Ce qu’il faut savoir sur la fiscalité de l’assurance vie

Un des placements prisés des Français, l’assurance vie bénéficie d’une fiscalité avantageuse. Même si ces avantages baissent au fil des réformes, cette épargne demeure encore la plus intéressante de sa catégorie pour sa fiscalité.
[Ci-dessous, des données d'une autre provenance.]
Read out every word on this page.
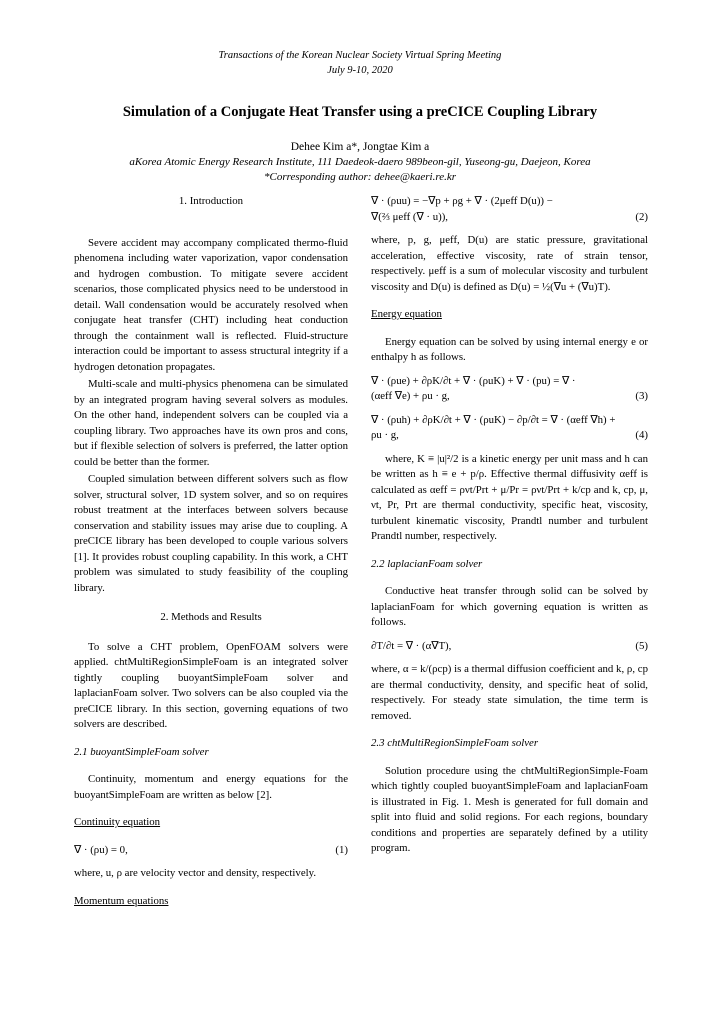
Transactions of the Korean Nuclear Society Virtual Spring Meeting
July 9-10, 2020
Simulation of a Conjugate Heat Transfer using a preCICE Coupling Library
Dehee Kim a*, Jongtae Kim a
aKorea Atomic Energy Research Institute, 111 Daedeok-daero 989beon-gil, Yuseong-gu, Daejeon, Korea
*Corresponding author: dehee@kaeri.re.kr
1. Introduction

Severe accident may accompany complicated thermo-fluid phenomena including water vaporization, vapor condensation and hydrogen combustion. To mitigate severe accident scenarios, those complicated physics need to be understood in detail. Wall condensation would be accurately resolved when conjugate heat transfer (CHT) including heat conduction through the containment wall is reflected. Fluid-structure interaction could be important to assess structural integrity if a hydrogen detonation propagates.

Multi-scale and multi-physics phenomena can be simulated by an integrated program having several solvers as modules. On the other hand, independent solvers can be coupled via a coupling library. Two approaches have its own pros and cons, but if flexible selection of solvers is preferred, the latter option could be better than the former.

Coupled simulation between different solvers such as flow solver, structural solver, 1D system solver, and so on requires robust treatment at the interfaces between solvers because conservation and stability issues may arise due to coupling. A preCICE library has been developed to couple various solvers [1]. It provides robust coupling capability. In this work, a CHT problem was simulated to study feasibility of the coupling library.

2. Methods and Results

To solve a CHT problem, OpenFOAM solvers were applied. chtMultiRegionSimpleFoam is an integrated solver tightly coupling buoyantSimpleFoam solver and laplacianFoam solver. Two solvers can be also coupled via the preCICE library. In this section, governing equations of two solvers are described.

2.1 buoyantSimpleFoam solver

Continuity, momentum and energy equations for the buoyantSimpleFoam are written as below [2].

Continuity equation
∇ · (ρu) = 0,	(1)

where, u, ρ are velocity vector and density, respectively.

Momentum equations
∇ · (ρuu) = −∇p + ρg + ∇ · (2μeff D(u)) −
∇(⅔ μeff (∇ · u)),	(2)

where, p, g, μeff, D(u) are static pressure, gravitational acceleration, effective viscosity, rate of strain tensor, respectively. μeff is a sum of molecular viscosity and turbulent viscosity and D(u) is defined as D(u) = ½(∇u + (∇u)T).

Energy equation

Energy equation can be solved by using internal energy e or enthalpy h as follows.

∇ · (ρue) + ∂ρK/∂t + ∇ · (ρuK) + ∇ · (pu) = ∇ ·
(αeff ∇e) + ρu · g,	(3)
∇ · (ρuh) + ∂ρK/∂t + ∇ · (ρuK) − ∂p/∂t = ∇ · (αeff ∇h) +
ρu · g,	(4)

where, K ≡ |u|²/2 is a kinetic energy per unit mass and h can be written as h ≡ e + p/ρ. Effective thermal diffusivity αeff is calculated as αeff = ρνt/Prt + μ/Pr = ρνt/Prt + k/cp and k, cp, μ, νt, Pr, Prt are thermal conductivity, specific heat, viscosity, turbulent kinematic viscosity, Prandtl number and turbulent Prandtl number, respectively.

2.2 laplacianFoam solver

Conductive heat transfer through solid can be solved by laplacianFoam for which governing equation is written as follows.

∂T/∂t = ∇ · (α∇T),	(5)

where, α = k/(ρcp) is a thermal diffusion coefficient and k, ρ, cp are thermal conductivity, density, and specific heat of solid, respectively. For steady state simulation, the time term is removed.

2.3 chtMultiRegionSimpleFoam solver

Solution procedure using the chtMultiRegionSimple-Foam which tightly coupled buoyantSimpleFoam and laplacianFoam is illustrated in Fig. 1. Mesh is generated for full domain and split into fluid and solid regions. For each regions, boundary conditions and properties are separately defined by a utility program.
Ces prérogatives varient en fonction des cas.

Fiscalité de l’assurance vie en l’absence de rachat

Qu’il s’agisse d’un contrat en euros ou en unités de compte, l’épargne en assurance vie est exempte d’impôt sur le revenu tant que l’assuré ne fait aucun rachat, durant le contrat. Les gains ne sont imposables que lorsqu’il touche à une partie ou à la totalité de son épargne sous forme de capital. Il faut tout même remarquer que ces gains sont soumis aux prélèvements sociaux à un taux de 15,5%.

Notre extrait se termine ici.